In a recent decision, the Tribunal administratif du travail (the “Tribunal”) concluded that the employer had breached its obligations with respect to psychological harassment by failing to take reasonable steps to prevent and stop the harassment of one of its employees by one of the employer’s suppliers.

The facts

In July 2019, the employer purchased from a third party a branch where clients go to complete their kitchen renovation projects. At the beginning of August 2019, the employee was appointed manager of said branch. Her duties involved ensuring the smooth operation of the branch, which included contract follow-ups, sales and human resources.

In carrying out projects, the employee worked closely with the third-party company from which the employer bought the branch, which subsequently became a supplier for the projects in question.

The employee claimed that harassing behaviour on the part of the co-owner of the supplier began at the end of August and continued until November 2019, when the employee resigned.

Initially, although verbal exchanges were difficult, the employee tried to keep the relationship professional. Considering that things were not changing, she decided to communicate with the supplier’s co-owner by email or text message only. The employee alleged that, at that point, she started receiving text messages and emails that were intimidating and aggressive as well as personal attacks.

Decision of the tribumal

A. Elements of psychological harassment are established.

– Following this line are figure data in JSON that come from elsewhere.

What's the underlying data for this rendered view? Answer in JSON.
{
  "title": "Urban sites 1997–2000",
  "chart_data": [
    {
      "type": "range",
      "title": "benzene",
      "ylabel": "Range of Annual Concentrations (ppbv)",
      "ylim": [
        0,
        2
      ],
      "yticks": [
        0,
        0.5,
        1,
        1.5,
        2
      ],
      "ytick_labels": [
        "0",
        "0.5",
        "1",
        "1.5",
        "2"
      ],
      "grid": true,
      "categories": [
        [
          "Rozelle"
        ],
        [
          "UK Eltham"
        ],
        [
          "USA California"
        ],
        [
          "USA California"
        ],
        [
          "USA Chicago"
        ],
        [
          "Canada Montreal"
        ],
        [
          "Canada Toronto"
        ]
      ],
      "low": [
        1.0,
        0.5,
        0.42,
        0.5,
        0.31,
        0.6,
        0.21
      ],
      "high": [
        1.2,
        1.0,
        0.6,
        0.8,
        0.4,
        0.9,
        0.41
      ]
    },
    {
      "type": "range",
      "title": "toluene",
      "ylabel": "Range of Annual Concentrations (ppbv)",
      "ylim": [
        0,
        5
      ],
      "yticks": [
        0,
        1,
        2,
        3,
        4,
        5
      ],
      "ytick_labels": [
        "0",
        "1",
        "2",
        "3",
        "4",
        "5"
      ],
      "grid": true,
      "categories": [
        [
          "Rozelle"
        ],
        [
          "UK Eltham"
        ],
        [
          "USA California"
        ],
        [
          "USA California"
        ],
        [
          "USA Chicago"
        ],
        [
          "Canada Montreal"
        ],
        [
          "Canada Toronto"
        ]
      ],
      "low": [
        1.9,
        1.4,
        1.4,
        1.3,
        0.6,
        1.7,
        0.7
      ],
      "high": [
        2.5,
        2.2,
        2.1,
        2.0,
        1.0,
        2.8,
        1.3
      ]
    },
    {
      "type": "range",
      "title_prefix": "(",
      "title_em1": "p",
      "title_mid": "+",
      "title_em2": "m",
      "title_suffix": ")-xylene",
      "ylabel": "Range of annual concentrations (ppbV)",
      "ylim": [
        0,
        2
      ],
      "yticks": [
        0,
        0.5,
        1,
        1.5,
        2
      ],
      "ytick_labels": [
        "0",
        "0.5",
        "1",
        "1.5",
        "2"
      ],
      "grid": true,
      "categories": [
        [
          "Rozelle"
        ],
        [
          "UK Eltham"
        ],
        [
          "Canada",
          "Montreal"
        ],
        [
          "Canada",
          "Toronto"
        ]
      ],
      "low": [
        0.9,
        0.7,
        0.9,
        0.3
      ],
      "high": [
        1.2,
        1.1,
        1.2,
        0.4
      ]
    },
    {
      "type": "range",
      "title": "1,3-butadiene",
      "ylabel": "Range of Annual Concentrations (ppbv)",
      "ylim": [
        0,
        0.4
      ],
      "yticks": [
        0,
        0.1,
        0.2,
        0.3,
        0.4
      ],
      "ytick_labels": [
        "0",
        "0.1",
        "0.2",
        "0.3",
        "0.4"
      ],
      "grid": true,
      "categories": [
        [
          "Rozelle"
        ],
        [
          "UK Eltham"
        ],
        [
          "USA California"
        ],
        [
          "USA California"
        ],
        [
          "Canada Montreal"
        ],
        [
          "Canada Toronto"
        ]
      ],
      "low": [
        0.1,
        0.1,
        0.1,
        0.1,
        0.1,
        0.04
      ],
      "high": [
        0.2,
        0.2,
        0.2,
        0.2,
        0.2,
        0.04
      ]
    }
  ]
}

What started with strained discussions quickly turned into text messages and emails being sent that contained hostile, aggressive and accusatory comments. Yet, the hostile comments against the employee continued during the second project, even going so far as to send a formal cease and desist letter, which the Tribunal found was sent solely to intimidate the employee. In the Tribunal’s opinion, the employee had proved, on a balance of probabilities, that the vexatious behaviour had violated her psychological integrity and resulted in a work environment that was harmful for her.

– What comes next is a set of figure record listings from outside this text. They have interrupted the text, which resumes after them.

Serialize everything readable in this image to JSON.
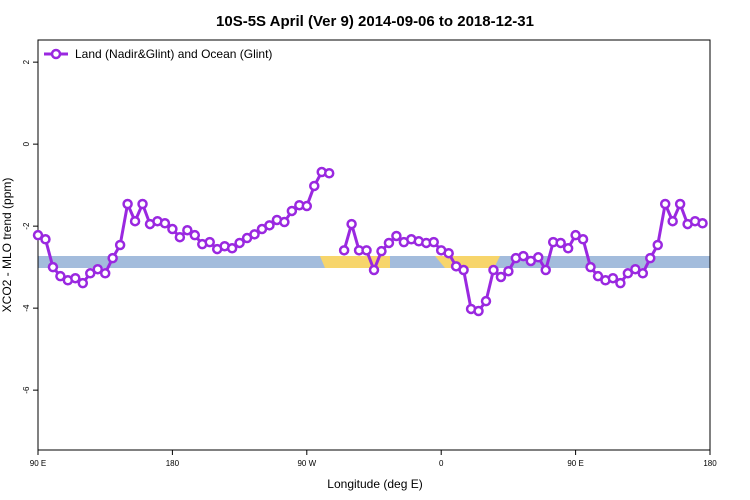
{
  "chart_data": {
    "type": "line",
    "title": "10S-5S April (Ver 9)   2014-09-06 to 2018-12-31",
    "xlabel": "Longitude (deg E)",
    "ylabel": "XCO2 - MLO trend (ppm)",
    "x": [
      90,
      95,
      100,
      105,
      110,
      115,
      120,
      125,
      130,
      135,
      140,
      145,
      150,
      155,
      160,
      165,
      170,
      175,
      180,
      185,
      190,
      195,
      200,
      205,
      210,
      215,
      220,
      225,
      230,
      235,
      240,
      245,
      250,
      255,
      260,
      265,
      270,
      275,
      280,
      285,
      290,
      295,
      300,
      305,
      310,
      315,
      320,
      325,
      330,
      335,
      340,
      345,
      350,
      355,
      360,
      365,
      370,
      375,
      380,
      385,
      390,
      395,
      400,
      405,
      410,
      415,
      420,
      425,
      430,
      435,
      440,
      445,
      450,
      455,
      460,
      465,
      470,
      475,
      480,
      485,
      490,
      495,
      500,
      505,
      510,
      515,
      520,
      525,
      530,
      535
    ],
    "series": [
      {
        "name": "Land (Nadir&Glint) and Ocean (Glint)",
        "color": "#9a28e0",
        "values": [
          -2.22,
          -2.32,
          -3.0,
          -3.22,
          -3.32,
          -3.27,
          -3.39,
          -3.15,
          -3.05,
          -3.15,
          -2.78,
          -2.46,
          -1.46,
          -1.88,
          -1.46,
          -1.95,
          -1.88,
          -1.93,
          -2.07,
          -2.27,
          -2.1,
          -2.22,
          -2.44,
          -2.39,
          -2.56,
          -2.49,
          -2.54,
          -2.41,
          -2.29,
          -2.2,
          -2.07,
          -1.98,
          -1.85,
          -1.9,
          -1.63,
          -1.49,
          -1.51,
          -1.02,
          -0.68,
          -0.71,
          null,
          -2.59,
          -1.95,
          -2.59,
          -2.59,
          -3.07,
          -2.61,
          -2.41,
          -2.24,
          -2.39,
          -2.32,
          -2.37,
          -2.41,
          -2.39,
          -2.59,
          -2.66,
          -2.98,
          -3.07,
          -4.02,
          -4.07,
          -3.83,
          -3.07,
          -3.24,
          -3.1,
          -2.78,
          -2.73,
          -2.85,
          -2.76,
          -3.07,
          -2.39,
          -2.41,
          -2.54,
          -2.22,
          -2.32,
          -3.0,
          -3.22,
          -3.32,
          -3.27,
          -3.39,
          -3.15,
          -3.05,
          -3.15,
          -2.78,
          -2.46,
          -1.46,
          -1.88,
          -1.46,
          -1.95,
          -1.88,
          -1.93
        ]
      }
    ],
    "xlim": [
      90,
      540
    ],
    "xticks": [
      {
        "value": 90,
        "label": "90 E"
      },
      180,
      {
        "value": 270,
        "label": "90 W"
      },
      {
        "value": 360,
        "label": "0"
      },
      {
        "value": 450,
        "label": "90 E"
      },
      {
        "value": 540,
        "label": "180"
      }
    ],
    "ylim": [
      -7.46,
      2.54
    ],
    "yticks": [
      2,
      0,
      -2,
      -4,
      -6
    ],
    "legend": "top-left"
  }
}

B. The employer’s passivity is sanctioned.

Given the contentious relationship, the employee’s superior communicated with the supplier and verbally advised it to stop using an aggressive tone in its communications. The employee’s superior felt they were in a delicate situation. Feeling that they were caught between a rock and a hard place – the relationship with its supplier to meet clients’ needs, on the one hand, and labour relations on the other – the employee’s superior tried to respond diplomatically to calm things down. The employer recognized that the supplier’s comments were out of line and unacceptable, but argued that it had to abide by its contractual obligations to its clients so their projects involving the supplier would be successfully completed. Although the Tribunal recognized the delicate situation in which the employer found itself in, it maintained that the prevention of psychological harassment does not lend itself to “half measures”. Attempting to play both sides of the fence, and convinced that the employee was contributing to the conflict, the employer remained passive, believing that the situation would resolve itself when the contracts ended. The Tribunal therefore found that the employer had breached its obligations and was required to do more to protect its employee and put an end to the harassment.

Takeway points

This decision is an important reminder of the importance of an employer’s obligations with respect to harassment. First, the fact that the harassment was perpetrated by a supplier or client does not relieve the employer of its obligations, since the employer is responsible for providing its employees with a healthy work environment. Second, taking reasonable measures to put a stop to harassment when a situation is brought to its attention calls for concrete and proportionate actions in relation to the circumstances on the employer’s part.

While these situations are particularly delicate for any business, contractual obligations and business relationships cannot justify passivity or half-hearted interventions when a situation involving harassment is brought to an employer’s attention.